Epic E5: Observability & privacy defaults¶
| Goal | Default geen prompt/response-export; in 2026 "table stakes". Concreet: prompts/response bodies nooit in OTel events, replay bundles, SARIF, job summary; alleen hashes/digests of truncated safe snippets opt-in. |
| Priority | P1 |
| Effort | ~0,5 dag (naast P1 SOTA OTel) |
Stories:
| ID | Story | Priority | Detail ref |
|---|---|---|---|
| E5.1 | Privacy default: do-not-store-prompts default on; concreet nooit in: OTel events, replay bundles, SARIF, job summary; alleen hashes/digests of truncated safe snippets opt-in | P1 | §5 |
| E5.2 | Golden tests op exports: default config → geen prompt/response body in OTel, replay, SARIF, summary | P1 | §5 |
Acceptance criteria:
- Golden tests: export (OTel, replay, SARIF, job summary) met default bevat geen prompt/response body.

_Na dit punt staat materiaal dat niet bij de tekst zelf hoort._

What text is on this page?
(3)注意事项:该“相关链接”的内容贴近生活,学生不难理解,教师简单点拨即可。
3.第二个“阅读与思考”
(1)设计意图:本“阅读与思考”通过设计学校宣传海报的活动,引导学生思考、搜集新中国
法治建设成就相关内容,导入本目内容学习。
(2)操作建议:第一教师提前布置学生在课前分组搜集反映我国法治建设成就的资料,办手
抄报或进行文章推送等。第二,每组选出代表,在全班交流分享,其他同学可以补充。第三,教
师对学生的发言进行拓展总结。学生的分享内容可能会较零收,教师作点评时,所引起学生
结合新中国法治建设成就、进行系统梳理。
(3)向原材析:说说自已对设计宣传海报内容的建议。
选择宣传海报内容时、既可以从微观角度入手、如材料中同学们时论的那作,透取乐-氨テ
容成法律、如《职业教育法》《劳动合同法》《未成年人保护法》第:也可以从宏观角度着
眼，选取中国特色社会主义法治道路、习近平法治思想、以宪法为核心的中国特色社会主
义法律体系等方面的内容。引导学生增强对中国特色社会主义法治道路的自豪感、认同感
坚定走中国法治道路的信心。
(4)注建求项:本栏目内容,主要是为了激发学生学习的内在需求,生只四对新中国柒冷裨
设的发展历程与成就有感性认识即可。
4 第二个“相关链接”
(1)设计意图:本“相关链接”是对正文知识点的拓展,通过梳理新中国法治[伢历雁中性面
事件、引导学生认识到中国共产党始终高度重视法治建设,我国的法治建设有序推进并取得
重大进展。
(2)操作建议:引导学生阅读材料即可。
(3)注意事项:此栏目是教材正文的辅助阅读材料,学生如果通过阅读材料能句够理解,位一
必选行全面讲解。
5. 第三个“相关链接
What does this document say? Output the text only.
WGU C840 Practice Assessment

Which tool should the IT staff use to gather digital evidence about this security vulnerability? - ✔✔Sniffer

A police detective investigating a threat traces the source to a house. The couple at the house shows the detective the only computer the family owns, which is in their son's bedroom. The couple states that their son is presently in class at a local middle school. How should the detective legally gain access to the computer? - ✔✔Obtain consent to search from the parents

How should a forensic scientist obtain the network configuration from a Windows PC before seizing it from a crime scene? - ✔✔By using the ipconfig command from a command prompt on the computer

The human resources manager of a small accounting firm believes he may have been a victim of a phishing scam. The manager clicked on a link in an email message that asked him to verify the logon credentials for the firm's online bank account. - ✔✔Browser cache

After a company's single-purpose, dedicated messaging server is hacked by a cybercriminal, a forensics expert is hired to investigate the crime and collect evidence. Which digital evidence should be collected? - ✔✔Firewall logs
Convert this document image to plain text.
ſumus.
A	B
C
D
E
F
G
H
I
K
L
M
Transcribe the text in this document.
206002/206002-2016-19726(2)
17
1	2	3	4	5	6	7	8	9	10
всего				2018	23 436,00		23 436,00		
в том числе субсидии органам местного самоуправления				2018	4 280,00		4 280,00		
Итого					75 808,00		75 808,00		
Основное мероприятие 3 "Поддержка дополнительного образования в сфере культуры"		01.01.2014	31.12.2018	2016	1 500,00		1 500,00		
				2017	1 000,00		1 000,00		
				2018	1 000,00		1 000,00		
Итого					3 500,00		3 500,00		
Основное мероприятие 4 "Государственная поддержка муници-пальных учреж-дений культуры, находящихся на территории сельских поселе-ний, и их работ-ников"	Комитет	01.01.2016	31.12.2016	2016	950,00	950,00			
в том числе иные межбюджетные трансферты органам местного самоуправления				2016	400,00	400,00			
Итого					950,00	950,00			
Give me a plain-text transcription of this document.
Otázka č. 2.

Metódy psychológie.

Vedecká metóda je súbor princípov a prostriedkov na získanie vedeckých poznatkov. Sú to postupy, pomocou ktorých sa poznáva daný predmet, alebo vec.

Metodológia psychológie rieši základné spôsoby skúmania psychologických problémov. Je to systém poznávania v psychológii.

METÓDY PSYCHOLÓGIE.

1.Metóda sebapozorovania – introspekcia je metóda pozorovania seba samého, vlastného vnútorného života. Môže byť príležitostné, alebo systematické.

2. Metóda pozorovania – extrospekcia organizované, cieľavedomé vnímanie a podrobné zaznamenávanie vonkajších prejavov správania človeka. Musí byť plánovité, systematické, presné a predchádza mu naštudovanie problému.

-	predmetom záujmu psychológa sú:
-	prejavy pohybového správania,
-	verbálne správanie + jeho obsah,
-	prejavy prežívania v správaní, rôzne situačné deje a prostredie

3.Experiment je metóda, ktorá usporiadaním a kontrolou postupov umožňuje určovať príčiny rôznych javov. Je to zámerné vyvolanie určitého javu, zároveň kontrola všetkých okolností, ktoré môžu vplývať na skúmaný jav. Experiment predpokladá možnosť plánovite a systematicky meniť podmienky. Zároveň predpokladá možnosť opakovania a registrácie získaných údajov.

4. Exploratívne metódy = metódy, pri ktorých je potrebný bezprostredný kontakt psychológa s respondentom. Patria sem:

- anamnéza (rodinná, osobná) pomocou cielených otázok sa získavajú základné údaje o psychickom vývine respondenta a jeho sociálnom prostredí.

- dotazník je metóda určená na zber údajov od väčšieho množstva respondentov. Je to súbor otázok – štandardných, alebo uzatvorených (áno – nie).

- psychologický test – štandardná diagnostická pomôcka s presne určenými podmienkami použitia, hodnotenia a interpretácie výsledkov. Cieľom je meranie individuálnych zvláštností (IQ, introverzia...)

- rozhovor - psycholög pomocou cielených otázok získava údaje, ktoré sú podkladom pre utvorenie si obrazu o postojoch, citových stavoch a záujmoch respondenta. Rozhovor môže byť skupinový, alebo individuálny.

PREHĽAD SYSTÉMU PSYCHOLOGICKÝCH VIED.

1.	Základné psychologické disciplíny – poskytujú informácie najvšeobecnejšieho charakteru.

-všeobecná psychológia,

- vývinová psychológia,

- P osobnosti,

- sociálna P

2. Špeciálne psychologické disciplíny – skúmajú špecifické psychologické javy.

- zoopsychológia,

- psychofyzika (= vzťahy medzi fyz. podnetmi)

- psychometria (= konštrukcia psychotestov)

Epic E6: P1.3 MCP Auth Hardening (Security baseline)¶
| Goal | OAuth 2.0 Security BCP; RFC 8707 resource; geen pass-through; JWT alg/typ/crit; JWKS + DPoP hardening. |
| Priority | P1 SOTA (E6a = hard P1, E6b = optional P1+) |
| Effort | E6a: 2 dagen; E6b: +1 dag (optioneel, feature flag) |
Scope split (beheersbare delivery):
| Tier | Scope | Rationale |
|---|---|---|
| E6a (hard P1) | Resource indicators (RFC 8707), iss/aud/exp/nbf, JWKS caching + rotation + kid-miss + max-keys, alg whitelist (RS256/ES256), typ check, crit reject, no pass-through | Core security baseline; hard invariant |
| E6b (optional P1+) | DPoP + jti replay cache; htu/htm strict checks | Sender-constrained tokens; edge cases; feature flag auth.require_dpop: bool |
Stories:
| ID | Story | Priority | Detail ref |
|---|---|---|---|
| E6a.1 | Resource indicators (RFC 8707): resource/iss/aud/exp/nbf; JWKS cache + rotation | P1 (hard) | §8.1.1, 8.1.5 |
| E6a.2 | Alg/typ/crit hardening: whitelist RS256/ES256; typ check; unknown crit → reject | P1 (hard) | §8.1.3 |
| E6a.3 | No pass-through: incoming token nooit doorgegeven; downstream altijd eigen token + ander aud | P1 (hard) | §8.1.6 |
| E6b.1 | DPoP (optioneel): jti replay cache; htu/htm strict; behind feature flag | P1+ (optional) | §8.1.2, 8.1.4 |
| E6.4 | Negative test suite: token validation, alg/typ/crit, JWKS rotation, resource mismatch, no pass-through, DPoP replay | P1 | §8.1.6 |
Acceptance criteria:
- E6a DoD: resource + iss/aud; alg/typ/crit tests; JWKS stale-while-revalidate + kid-miss + max-keys; no pass-through bewezen; config gedocumenteerd.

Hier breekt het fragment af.